New York prison escapees added to most-wanted list

Authorities searching for two convicted murderers who broke out of a maximum-security prison in upstate New York are “geared up for the long haul,” New York State Police Maj. Charles Guess said Friday.

“We’re configured now for a rapid response,” Guess said at a news conference. “We’d like nothing more than to place them into custody today. … However, we’re also geared for the long haul, the state police and our partners. … We’re no strangers to lengthy months and yearlong investigation.”

The manhunt for Richard Matt, 49, and David Sweat, 35, is in its second week in the area of the Clinton Correctional Facility in Dannemora.

U.S. marshals have added the convicted murderers who broke out of a maximum-security prison in upstate New York to their 15 most-wanted fugitives list and offered a $50,000 reward for information that leads to their capture.

The list “is reserved for the worst of the worst,” said U.S. Marshals Service Director Stacia Hylton. “There is no question David Sweat and Richard Matt fall into this category.”

The massive manhunt for the escaped inmates continues in the area of the Clinton Correctional Facility where state police have been checking seasonal camps and have cleared more than 160 abandoned buildings.

State police also asked hunters and homeowners with surveillance cameras to check their footage all the way back to June 6, the day of the prison break, for any unusual activity.

The search for Matt, 49, and Sweat, 35, has reached all the way to the borders Canada and Mexico, where wanted posters of the escaped killers are being handed out.

And as investigators widen their search for the fugitives, more details are emerging about the relationships between prison tailor shop instructor Joyce Mitchell and the escapees.

Her husband, meanwhile, feels betrayed by what happened, his attorney says.

Before he broke out of prison, Matt at one point made a painting for Mitchell, who is accused of helping him and the other inmate escape.

Using a photograph, Matt painted a picture of Mitchell’s children, Clinton County District Attorney Andrew Wylie told CNN.

And in April, Wylie said, Mitchell gave the painting to her husband as a wedding anniversary present. In exchange, Mitchell gave Matt a pair of speed bag gloves, similar to boxing gloves.

Authorities have also said Matt had a sexual relationship with Joyce Mitchell.

Mitchell, 51, is behind bars, accused of helping the inmates break free and sneaking hacksaw blades, chisels, drill bits, a punch and other contraband into the convicts’ hands before they broke out.

No court date has been set for Mitchell, who has pleaded not guilty to the two charges brought against her and has been talking to authorities. If convicted, Mitchell could face up to eight years behind bars.

Mitchell’s husband, Lyle, also worked in the prison’s tailoring block.

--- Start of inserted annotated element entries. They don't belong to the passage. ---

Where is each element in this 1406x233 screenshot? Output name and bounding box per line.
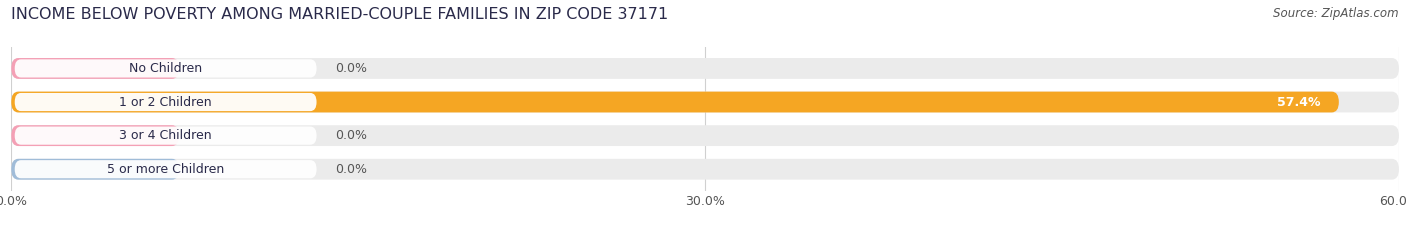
FancyBboxPatch shape	[11, 125, 1399, 146]
Text: Source: ZipAtlas.com: Source: ZipAtlas.com	[1274, 7, 1399, 20]
Text: 1 or 2 Children: 1 or 2 Children	[120, 96, 212, 109]
FancyBboxPatch shape	[11, 92, 1399, 113]
Text: 0.0%: 0.0%	[335, 62, 367, 75]
FancyBboxPatch shape	[11, 92, 1339, 113]
FancyBboxPatch shape	[11, 159, 1399, 180]
Text: INCOME BELOW POVERTY AMONG MARRIED-COUPLE FAMILIES IN ZIP CODE 37171: INCOME BELOW POVERTY AMONG MARRIED-COUPL…	[11, 7, 668, 22]
Text: 5 or more Children: 5 or more Children	[107, 163, 225, 176]
FancyBboxPatch shape	[14, 127, 316, 145]
FancyBboxPatch shape	[11, 58, 1399, 79]
Text: 3 or 4 Children: 3 or 4 Children	[120, 129, 212, 142]
Text: 0.0%: 0.0%	[335, 163, 367, 176]
FancyBboxPatch shape	[11, 159, 179, 180]
Text: 0.0%: 0.0%	[335, 129, 367, 142]
FancyBboxPatch shape	[14, 160, 316, 178]
FancyBboxPatch shape	[14, 93, 316, 111]
FancyBboxPatch shape	[14, 59, 316, 78]
Text: 57.4%: 57.4%	[1277, 96, 1320, 109]
Text: No Children: No Children	[129, 62, 202, 75]
FancyBboxPatch shape	[11, 58, 179, 79]
FancyBboxPatch shape	[11, 125, 179, 146]
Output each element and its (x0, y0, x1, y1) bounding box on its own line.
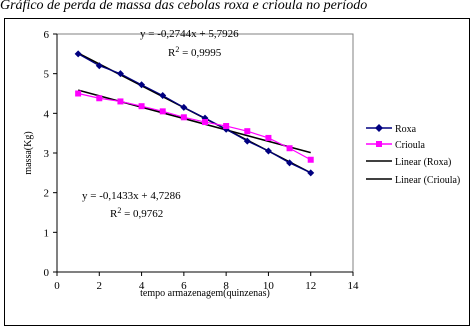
x-tick-label: 0 (54, 280, 60, 292)
y-tick-label: 3 (44, 148, 50, 160)
data-point-crioula (96, 95, 103, 102)
x-axis-title: tempo armazenagem(quinzenas) (140, 288, 270, 299)
x-tick-label: 8 (223, 280, 229, 292)
y-tick-label: 1 (44, 227, 50, 239)
data-point-roxa (180, 103, 188, 111)
legend-label-roxa: Roxa (395, 124, 417, 135)
x-tick-label: 6 (181, 280, 187, 292)
y-axis-title: massa(Kg) (23, 131, 34, 174)
chart-title: Gráfico de perda de massa das cebolas ro… (0, 0, 368, 13)
data-point-crioula (223, 123, 230, 130)
y-tick-label: 4 (44, 108, 50, 120)
x-tick-label: 14 (348, 280, 360, 292)
data-point-roxa (95, 62, 103, 70)
r2-roxa-text: R2 = 0,9995 (168, 45, 222, 59)
legend-item-crioula: Crioula (366, 140, 426, 151)
data-point-crioula (138, 103, 145, 110)
plot-area-border (56, 33, 354, 273)
r2-crioula-text: R2 = 0,9762 (110, 206, 163, 220)
data-point-crioula (265, 134, 272, 141)
x-tick-label: 2 (97, 280, 103, 292)
x-tick-label: 10 (263, 280, 275, 292)
series-line-crioula (78, 92, 312, 161)
data-point-crioula (202, 119, 208, 126)
chart-frame (4, 18, 470, 326)
legend-label-linear-roxa: Linear (Roxa) (395, 157, 451, 168)
x-tick-label: 12 (305, 280, 316, 292)
x-tick-label: 4 (139, 280, 145, 292)
data-point-roxa (243, 137, 251, 145)
legend: Roxa Crioula Linear (Roxa) Linear (Criou… (366, 124, 460, 186)
legend-item-linear-roxa: Linear (Roxa) (366, 157, 451, 168)
r2-roxa-sup: 2 (175, 45, 179, 54)
data-point-crioula (75, 90, 82, 97)
series-line-roxa (77, 53, 311, 174)
data-point-crioula (180, 114, 187, 121)
data-point-roxa (264, 147, 272, 155)
r2-roxa-value: = 0,9995 (179, 47, 221, 59)
plot-area (56, 33, 354, 273)
equation-roxa-text: y = -0,2744x + 5,7926 (140, 28, 239, 40)
data-point-crioula (159, 108, 166, 115)
data-point-crioula (286, 145, 293, 152)
r2-crioula-sup: 2 (117, 206, 121, 215)
legend-label-crioula: Crioula (395, 140, 426, 151)
data-point-roxa (138, 81, 146, 89)
legend-item-roxa: Roxa (366, 124, 417, 135)
y-tick-label: 0 (44, 267, 50, 279)
equation-roxa: y = -0,2744x + 5,7926 R2 = 0,9995 (140, 28, 239, 59)
data-point-roxa (74, 50, 82, 58)
data-point-crioula (307, 156, 314, 163)
y-tick-label: 2 (44, 188, 50, 200)
data-point-roxa (159, 91, 167, 99)
r2-crioula-value: = 0,9762 (121, 208, 163, 220)
equation-crioula: y = -0,1433x + 4,7286 R2 = 0,9762 (82, 190, 181, 220)
data-point-crioula (117, 98, 124, 105)
y-tick-label: 6 (44, 29, 50, 41)
series-group (74, 50, 315, 177)
legend-label-linear-crioula: Linear (Crioula) (395, 175, 460, 186)
legend-item-linear-crioula: Linear (Crioula) (366, 175, 460, 186)
equation-crioula-text: y = -0,1433x + 4,7286 (82, 190, 181, 202)
r2-crioula-label: R (110, 208, 118, 220)
y-tick-label: 5 (44, 69, 50, 81)
data-point-crioula (244, 128, 251, 135)
data-point-roxa (307, 169, 315, 177)
r2-roxa-label: R (168, 47, 176, 59)
data-point-roxa (286, 159, 294, 167)
trendline-crioula (77, 89, 311, 154)
data-point-roxa (116, 70, 124, 78)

But the prosecutor said Wednesday that Lyle Mitchell didn’t know about the prisoners’ escape plan before it happened and wasn’t aware of his wife’s relationships with the inmates.

After Matt and Sweat broke out, Wylie said, Joyce Mitchell warned her husband that the men were free and had been plotting to kill him.

“She advised him after the escape of what happened, including the possible murder plot,” Wylie said.

Joyce Mitchell’s attorney says that doesn’t mean she was participating in the plot.

“I don’t believe she was involved in any attempt to kill her husband,” her attorney, Stephen Johnston, told CNN. “Just because she heard something doesn’t mean she was going to act on it. … She did not want to be a part of it and did not.”

For his part, Lyle Mitchell feels betrayed, lost and is “looking for his life again,” according to his attorney.

He had no clue his wife was involved in the elaborate prison break when police first questioned the two of them, said his attorney Peter Dumas.

Only two days after the escape did Lyle Mitchell realize “that something is going on here,” and confront his wife, who warned him that the escaped men had been plotting to kill him, Dumas said.